The plan still needs Syria's approval, with the key issue being the number of aid workers allowed into the country.

United Nations Under-Secretary General for Humanitarian Affairs, Baroness Valerie Amos, has said she is "extremely concerned" that aid is still not reaching the people who need it in Syria.

'Path to civil war'

In a report to the UN earlier in the week, UN Secretary-General Ban Ki-moon said the Syrian government had not complied with the terms of the peace deal, but that there remained an "opportunity for progress".

He noted that there had been "no significant release of detainees", and "no substantive progress" in negotiations on humanitarian access, in reference to other aspects of Mr Annan's six-point plan.

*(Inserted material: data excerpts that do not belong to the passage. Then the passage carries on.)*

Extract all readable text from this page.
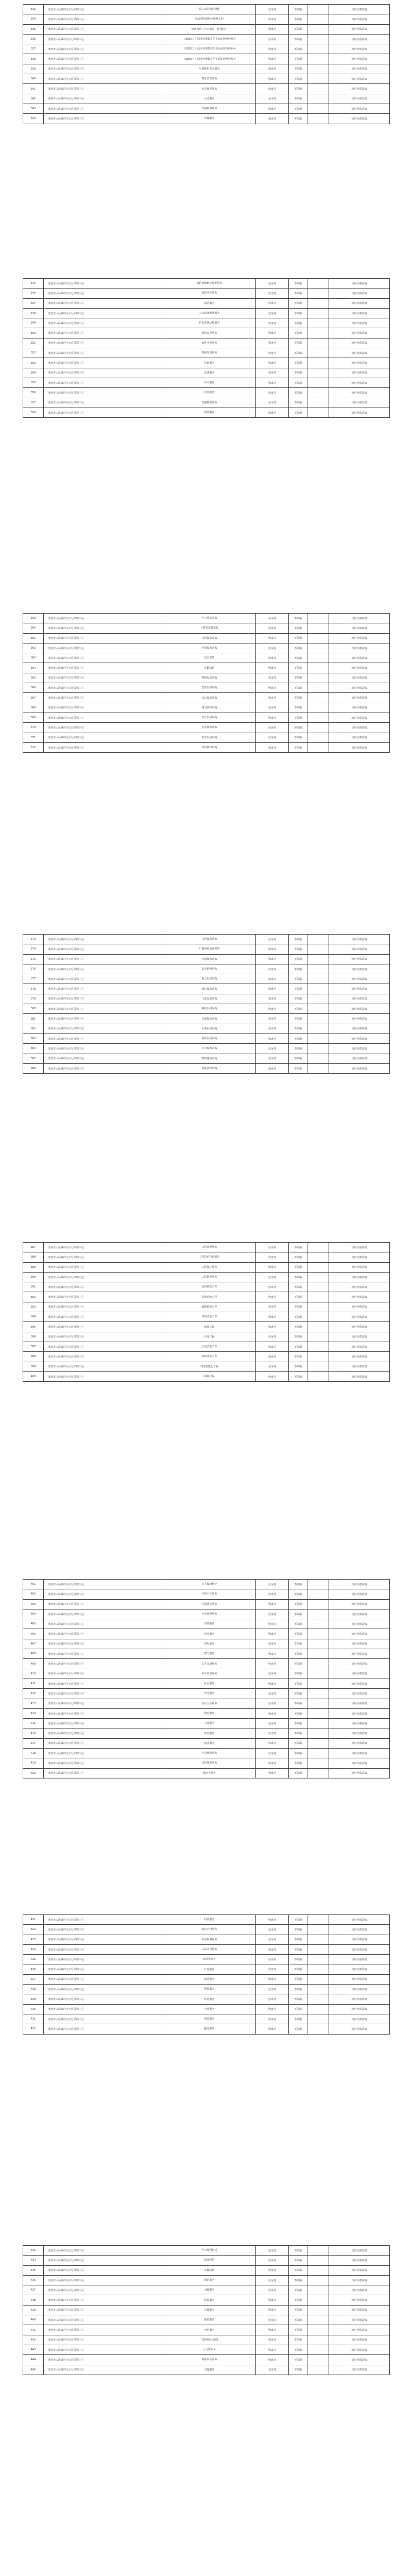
333	济南市人民政府办公厅采购中心	职工食堂改造设计	张家村	不限额	-	政府分散采购
334	济南市人民政府办公厅采购中心	综合楼屋面防水维修工程	张家村	不限额	-	政府分散采购
335	济南市人民政府办公厅采购中心	设备采购（办公家具、计算机）	张家村	不限额	-	政府分散采购
336	济南市人民政府办公厅采购中心	（2800万）城市管理数字化平台运营维护服务	张家村	不限额	-	政府分散采购
337	济南市人民政府办公厅采购中心	（2800万）城市管理数字化平台运营维护服务	张家村	不限额	-	政府分散采购
338	济南市人民政府办公厅采购中心	（2800万）城市管理数字化平台运营维护服务	张家村	不限额	-	政府分散采购
339	济南市人民政府办公厅采购中心	电梯维护保养服务	张家村	不限额	-	政府分散采购
340	济南市人民政府办公厅采购中心	物业管理服务	张家村	不限额	-	政府分散采购
341	济南市人民政府办公厅采购中心	安全保卫服务	张家村	不限额	-	政府分散采购
342	济南市人民政府办公厅采购中心	会议服务	张家村	不限额	-	政府分散采购
343	济南市人民政府办公厅采购中心	车辆维修服务	张家村	不限额	-	政府分散采购
344	济南市人民政府办公厅采购中心	印刷服务	张家村	不限额	-	政府分散采购
345	济南市人民政府办公厅采购中心	消防设施维护保养服务	张家村	不限额	-	政府分散采购
346	济南市人民政府办公厅采购中心	绿化养护服务	张家村	不限额	-	政府分散采购
347	济南市人民政府办公厅采购中心	保洁服务	张家村	不限额	-	政府分散采购
348	济南市人民政府办公厅采购中心	办公设备维修服务	张家村	不限额	-	政府分散采购
349	济南市人民政府办公厅采购中心	信息系统运维服务	张家村	不限额	-	政府分散采购
350	济南市人民政府办公厅采购中心	网络安全服务	张家村	不限额	-	政府分散采购
351	济南市人民政府办公厅采购中心	软件开发服务	张家村	不限额	-	政府分散采购
352	济南市人民政府办公厅采购中心	数据处理服务	张家村	不限额	-	政府分散采购
353	济南市人民政府办公厅采购中心	咨询服务	张家村	不限额	-	政府分散采购
354	济南市人民政府办公厅采购中心	法律服务	张家村	不限额	-	政府分散采购
355	济南市人民政府办公厅采购中心	审计服务	张家村	不限额	-	政府分散采购
356	济南市人民政府办公厅采购中心	培训服务	张家村	不限额	-	政府分散采购
357	济南市人民政府办公厅采购中心	档案整理服务	张家村	不限额	-	政府分散采购
358	济南市人民政府办公厅采购中心	餐饮服务	张家村	不限额	-	政府分散采购
359	济南市人民政府办公厅采购中心	办公用品采购	张家村	不限额	-	政府分散采购
360	济南市人民政府办公厅采购中心	计算机设备采购	张家村	不限额	-	政府分散采购
361	济南市人民政府办公厅采购中心	打印设备采购	张家村	不限额	-	政府分散采购
362	济南市人民政府办公厅采购中心	空调设备采购	张家村	不限额	-	政府分散采购
363	济南市人民政府办公厅采购中心	家具采购	张家村	不限额	-	政府分散采购
364	济南市人民政府办公厅采购中心	车辆采购	张家村	不限额	-	政府分散采购
365	济南市人民政府办公厅采购中心	网络设备采购	张家村	不限额	-	政府分散采购
366	济南市人民政府办公厅采购中心	安防设备采购	张家村	不限额	-	政府分散采购
367	济南市人民政府办公厅采购中心	会议设备采购	张家村	不限额	-	政府分散采购
368	济南市人民政府办公厅采购中心	图书资料采购	张家村	不限额	-	政府分散采购
369	济南市人民政府办公厅采购中心	医疗设备采购	张家村	不限额	-	政府分散采购
370	济南市人民政府办公厅采购中心	实验设备采购	张家村	不限额	-	政府分散采购
371	济南市人民政府办公厅采购中心	教学设备采购	张家村	不限额	-	政府分散采购
372	济南市人民政府办公厅采购中心	体育器材采购	张家村	不限额	-	政府分散采购
373	济南市人民政府办公厅采购中心	文化设备采购	张家村	不限额	-	政府分散采购
374	济南市人民政府办公厅采购中心	广播电视设备采购	张家村	不限额	-	政府分散采购
375	济南市人民政府办公厅采购中心	环保设备采购	张家村	不限额	-	政府分散采购
376	济南市人民政府办公厅采购中心	农业机械采购	张家村	不限额	-	政府分散采购
377	济南市人民政府办公厅采购中心	电力设备采购	张家村	不限额	-	政府分散采购
378	济南市人民政府办公厅采购中心	通信设备采购	张家村	不限额	-	政府分散采购
379	济南市人民政府办公厅采购中心	气象设备采购	张家村	不限额	-	政府分散采购
380	济南市人民政府办公厅采购中心	测绘设备采购	张家村	不限额	-	政府分散采购
381	济南市人民政府办公厅采购中心	交通设备采购	张家村	不限额	-	政府分散采购
382	济南市人民政府办公厅采购中心	水利设备采购	张家村	不限额	-	政府分散采购
383	济南市人民政府办公厅采购中心	消防设备采购	张家村	不限额	-	政府分散采购
384	济南市人民政府办公厅采购中心	应急设备采购	张家村	不限额	-	政府分散采购
385	济南市人民政府办公厅采购中心	物资储备采购	张家村	不限额	-	政府分散采购
386	济南市人民政府办公厅采购中心	其他货物采购	张家村	不限额	-	政府分散采购
387	济南市人民政府办公厅采购中心	工程监理服务	张家村	不限额	-	政府分散采购
388	济南市人民政府办公厅采购中心	工程造价咨询服务	张家村	不限额	-	政府分散采购
389	济南市人民政府办公厅采购中心	工程设计服务	张家村	不限额	-	政府分散采购
390	济南市人民政府办公厅采购中心	工程勘察服务	张家村	不限额	-	政府分散采购
391	济南市人民政府办公厅采购中心	房屋修缮工程	张家村	不限额	-	政府分散采购
392	济南市人民政府办公厅采购中心	装饰装修工程	张家村	不限额	-	政府分散采购
393	济南市人民政府办公厅采购中心	道路维修工程	张家村	不限额	-	政府分散采购
394	济南市人民政府办公厅采购中心	管网改造工程	张家村	不限额	-	政府分散采购
395	济南市人民政府办公厅采购中心	绿化工程	张家村	不限额	-	政府分散采购
396	济南市人民政府办公厅采购中心	亮化工程	张家村	不限额	-	政府分散采购
397	济南市人民政府办公厅采购中心	水电安装工程	张家村	不限额	-	政府分散采购
398	济南市人民政府办公厅采购中心	消防改造工程	张家村	不限额	-	政府分散采购
399	济南市人民政府办公厅采购中心	弱电智能化工程	张家村	不限额	-	政府分散采购
400	济南市人民政府办公厅采购中心	拆除工程	张家村	不限额	-	政府分散采购
401	济南市人民政府办公厅采购中心	公共设施维护	张家村	不限额	-	政府分散采购
402	济南市人民政府办公厅采购中心	环境卫生服务	张家村	不限额	-	政府分散采购
403	济南市人民政府办公厅采购中心	垃圾清运服务	张家村	不限额	-	政府分散采购
404	济南市人民政府办公厅采购中心	污水处理服务	张家村	不限额	-	政府分散采购
405	济南市人民政府办公厅采购中心	供热服务	张家村	不限额	-	政府分散采购
406	济南市人民政府办公厅采购中心	供水服务	张家村	不限额	-	政府分散采购
407	济南市人民政府办公厅采购中心	供电服务	张家村	不限额	-	政府分散采购
408	济南市人民政府办公厅采购中心	燃气服务	张家村	不限额	-	政府分散采购
409	济南市人民政府办公厅采购中心	公共交通服务	张家村	不限额	-	政府分散采购
410	济南市人民政府办公厅采购中心	停车管理服务	张家村	不限额	-	政府分散采购
411	济南市人民政府办公厅采购中心	社区服务	张家村	不限额	-	政府分散采购
412	济南市人民政府办公厅采购中心	养老服务	张家村	不限额	-	政府分散采购
413	济南市人民政府办公厅采购中心	医疗卫生服务	张家村	不限额	-	政府分散采购
414	济南市人民政府办公厅采购中心	教育服务	张家村	不限额	-	政府分散采购
415	济南市人民政府办公厅采购中心	文化服务	张家村	不限额	-	政府分散采购
416	济南市人民政府办公厅采购中心	体育服务	张家村	不限额	-	政府分散采购
417	济南市人民政府办公厅采购中心	就业服务	张家村	不限额	-	政府分散采购
418	济南市人民政府办公厅采购中心	社会保障服务	张家村	不限额	-	政府分散采购
419	济南市人民政府办公厅采购中心	法律援助服务	张家村	不限额	-	政府分散采购
420	济南市人民政府办公厅采购中心	残疾人服务	张家村	不限额	-	政府分散采购
421	济南市人民政府办公厅采购中心	科技服务	张家村	不限额	-	政府分散采购
422	济南市人民政府办公厅采购中心	知识产权服务	张家村	不限额	-	政府分散采购
423	济南市人民政府办公厅采购中心	检验检测服务	张家村	不限额	-	政府分散采购
424	济南市人民政府办公厅采购中心	认证认可服务	张家村	不限额	-	政府分散采购
425	济南市人民政府办公厅采购中心	标准化服务	张家村	不限额	-	政府分散采购
426	济南市人民政府办公厅采购中心	计量服务	张家村	不限额	-	政府分散采购
427	济南市人民政府办公厅采购中心	统计服务	张家村	不限额	-	政府分散采购
428	济南市人民政府办公厅采购中心	规划服务	张家村	不限额	-	政府分散采购
429	济南市人民政府办公厅采购中心	评估服务	张家村	不限额	-	政府分散采购
430	济南市人民政府办公厅采购中心	宣传服务	张家村	不限额	-	政府分散采购
431	济南市人民政府办公厅采购中心	展览服务	张家村	不限额	-	政府分散采购
432	济南市人民政府办公厅采购中心	翻译服务	张家村	不限额	-	政府分散采购
433	济南市人民政府办公厅采购中心	办公场所租赁	张家村	不限额	-	政府分散采购
434	济南市人民政府办公厅采购中心	设备租赁	张家村	不限额	-	政府分散采购
435	济南市人民政府办公厅采购中心	车辆租赁	张家村	不限额	-	政府分散采购
436	济南市人民政府办公厅采购中心	保险服务	张家村	不限额	-	政府分散采购
437	济南市人民政府办公厅采购中心	金融服务	张家村	不限额	-	政府分散采购
438	济南市人民政府办公厅采购中心	物流服务	张家村	不限额	-	政府分散采购
439	济南市人民政府办公厅采购中心	仓储服务	张家村	不限额	-	政府分散采购
440	济南市人民政府办公厅采购中心	邮政服务	张家村	不限额	-	政府分散采购
441	济南市人民政府办公厅采购中心	电信服务	张家村	不限额	-	政府分散采购
442	济南市人民政府办公厅采购中心	互联网接入服务	张家村	不限额	-	政府分散采购
443	济南市人民政府办公厅采购中心	云计算服务	张家村	不限额	-	政府分散采购
444	济南市人民政府办公厅采购中心	数据中心服务	张家村	不限额	-	政府分散采购
445	济南市人民政府办公厅采购中心	其他服务	张家村	不限额	-	政府分散采购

Foreign ministers from the Friends of Syria coalition, meeting in Paris on Thursday evening, agreed that the ceasefire and Kofi Annan's peace plan were the "last hope" of avoiding civil war in Syria.

Image caption A member of the UN advance team signed the agreement with Syria's deputy foreign minister

The Friends of Syria group includes Western and Arab nations, but not Russia or China, who have blocked previous attempts to introduce UN sanctions.

French Foreign Minister Alain Juppe said that if the UN-backed peace plan failed, Syria would be "on the path to civil war".

Mr Juppe warned that the situation in Syria could spill out to the wider region, and said "several hundred" international monitors were needed, as per the draft resolutions put forward by Russia and European countries.

Mr Ban stressed Syria's responsibility to provide "unfettered access" and the use of helicopters to the monitors, the first of whom arrived this week.

The agreement reached with Damascus does not include access to aircraft, according to Reuters.

It is also not clear how freely observers will be permitted to move around under the terms agreed with the Syrian authorities.